Nouvelles règles de protection des lanceurs d’alerte

Réunis à Luxembourg, au sein du Conseil européen, les ministres de la Justice de l’Union européenne ont adopté de nouvelles règles permettant de renforcer la protection des lanceurs d’alerte, qui pourront jouer leur rôle sans crainte de représailles. Cette directive, qui doit être transposée par les États membres dans leur droit national d’ici à deux ans, constitue une avancée majeure pour mieux protéger ceux qui avertissent l’opinion publique d’un scandale financier, sanitaire ou environnemental. Au sein de l’Union européenne actuellement, les lanceurs d’alerte européens sont protégés de façon très inégale. Seuls 10 pays, dont la France, l’Italie, le Royaume-Uni ou les Pays-Bas offrent une protection juridique complète. Au niveau de l’Union européenne, ils n’étaient protégés que dans un nombre limité de domaines, essentiellement celui des services financiers.

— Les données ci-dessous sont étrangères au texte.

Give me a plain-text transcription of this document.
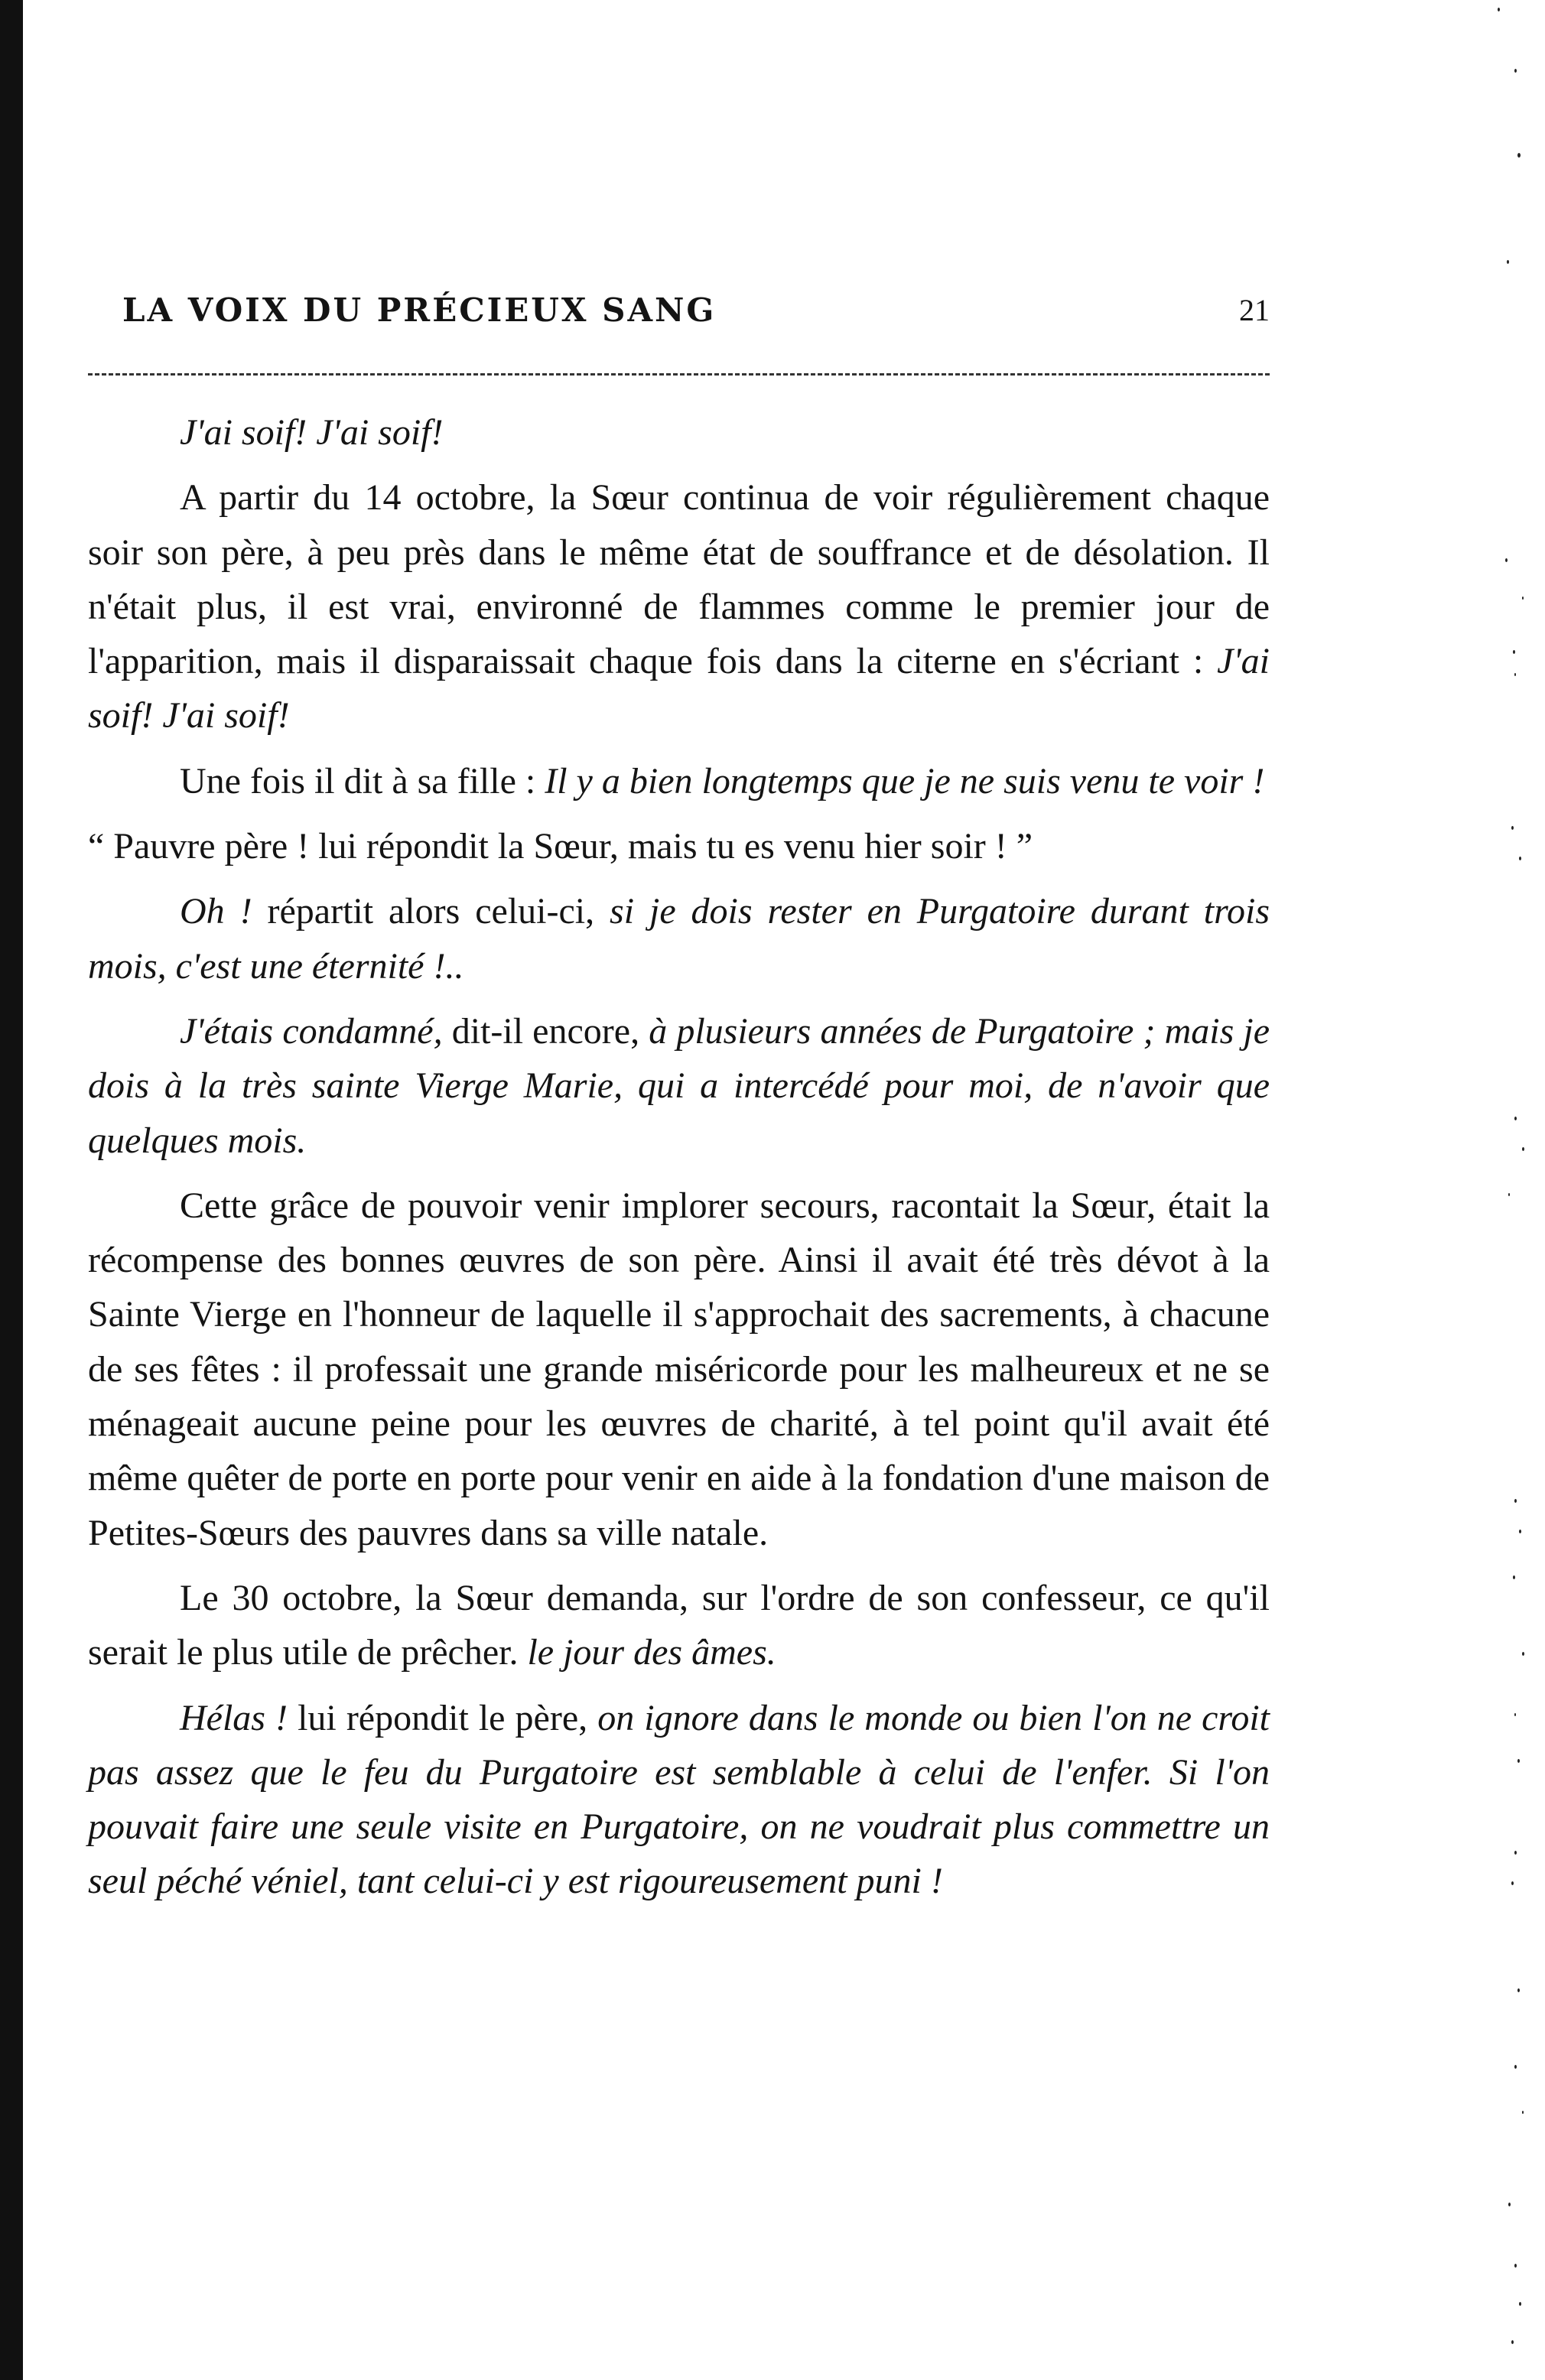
LA VOIX DU PRÉCIEUX SANG	21

J'ai soif! J'ai soif!

A partir du 14 octobre, la Sœur continua de voir régulièrement chaque soir son père, à peu près dans le même état de souffrance et de désolation. Il n'était plus, il est vrai, environné de flammes comme le premier jour de l'apparition, mais il disparaissait chaque fois dans la citerne en s'écriant : J'ai soif! J'ai soif!

Une fois il dit à sa fille : Il y a bien longtemps que je ne suis venu te voir !

“ Pauvre père ! lui répondit la Sœur, mais tu es venu hier soir ! ”

Oh ! répartit alors celui-ci, si je dois rester en Purgatoire durant trois mois, c'est une éternité !..

J'étais condamné, dit-il encore, à plusieurs années de Purgatoire ; mais je dois à la très sainte Vierge Marie, qui a intercédé pour moi, de n'avoir que quelques mois.

Cette grâce de pouvoir venir implorer secours, racontait la Sœur, était la récompense des bonnes œuvres de son père. Ainsi il avait été très dévot à la Sainte Vierge en l'honneur de laquelle il s'approchait des sacrements, à chacune de ses fêtes : il professait une grande miséricorde pour les malheureux et ne se ménageait aucune peine pour les œuvres de charité, à tel point qu'il avait été même quêter de porte en porte pour venir en aide à la fondation d'une maison de Petites-Sœurs des pauvres dans sa ville natale.

Le 30 octobre, la Sœur demanda, sur l'ordre de son confesseur, ce qu'il serait le plus utile de prêcher. le jour des âmes.

Hélas ! lui répondit le père, on ignore dans le monde ou bien l'on ne croit pas assez que le feu du Purgatoire est semblable à celui de l'enfer. Si l'on pouvait faire une seule visite en Purgatoire, on ne voudrait plus commettre un seul péché véniel, tant celui-ci y est rigoureusement puni !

Désormais, leur protection juridique est élargie et couvre un large éventail de secteurs, notamment les marchés publics, les services financiers, le blanchiment de capitaux, la sécurité des produits et des transports, la sûreté nucléaire, la santé publique, la protection des consommateurs et la protection des données. Panama Papers, Cambridge Analytica, LuxLeaks, Dieselgate, une série de scandales ont été dévoilés par ces lanceurs d’alerte, soucieux de mettre au jour un délit ou une menace pour l’intérêt général. Le rôle des « whistleblowers » est à nouveau au cœur de l’actualité aux États-Unis, où un deuxième lanceur d’alerte vient de sortir du silence pour livrer des informations sur l’affaire ukrainienne à l’origine d’une procédure de destitution contre Donald Trump.

Certaines de ces personnes ont dû ensuite faire face à des pressions, voire à des poursuites en justice, comme Antoine Deltour, qui avait transmis avec un ex- collègue les documents à l’origine de l’affaire d’optimisation fiscale « LuxLeaks ». Selon la ministre finlandaise de la Justice, Anna-Maja Henriksson, dont le pays assure actuellement la présidence de l’Union européenne, « personne ne devrait risquer sa réputation ou son emploi pour avoir dénoncé des comportements illégaux ».

La nouvelle directive prévoit l’obligation de mettre en place des canaux de signalement efficaces dans les entreprises de plus de
50 employés ou les villes de plus de 10 000 habitants. Pour leur protection les lanceurs d’alerte sont encouragés à utiliser en premier lieu les canaux internes à leur organisation, mais ne perdront pas la protection dont ils bénéficient s’ils décident de recourir en premier lieu à des canaux externes.

Les nouvelles règles obligent les autorités et les entreprises à réagir aux rapports des lanceurs d’alerte, ainsi que d’y donner suite dans un délai de trois mois, et prévoient la protection des personnes qui aident ces lanceurs d’alerte. Selon le Conseil européen, la directive européenne vise à mieux protéger les lanceurs d’alerte contre les représailles, telles que la suspension, la rétrogradation ou l’intimidation. Outre leur utilité démocratique, la protection des lanceurs d’alerte est aussi à visée financière, relève le Conseil européen, rappelant qu’une étude de 2017 avait chiffré la perte de bénéfices potentiels due à l’absence de protection des lanceurs d’alerte entre 5,8 et 9,6 Mds€par an pour l’ensemble de l’Union européenne dans le seul domaine des marchés publics.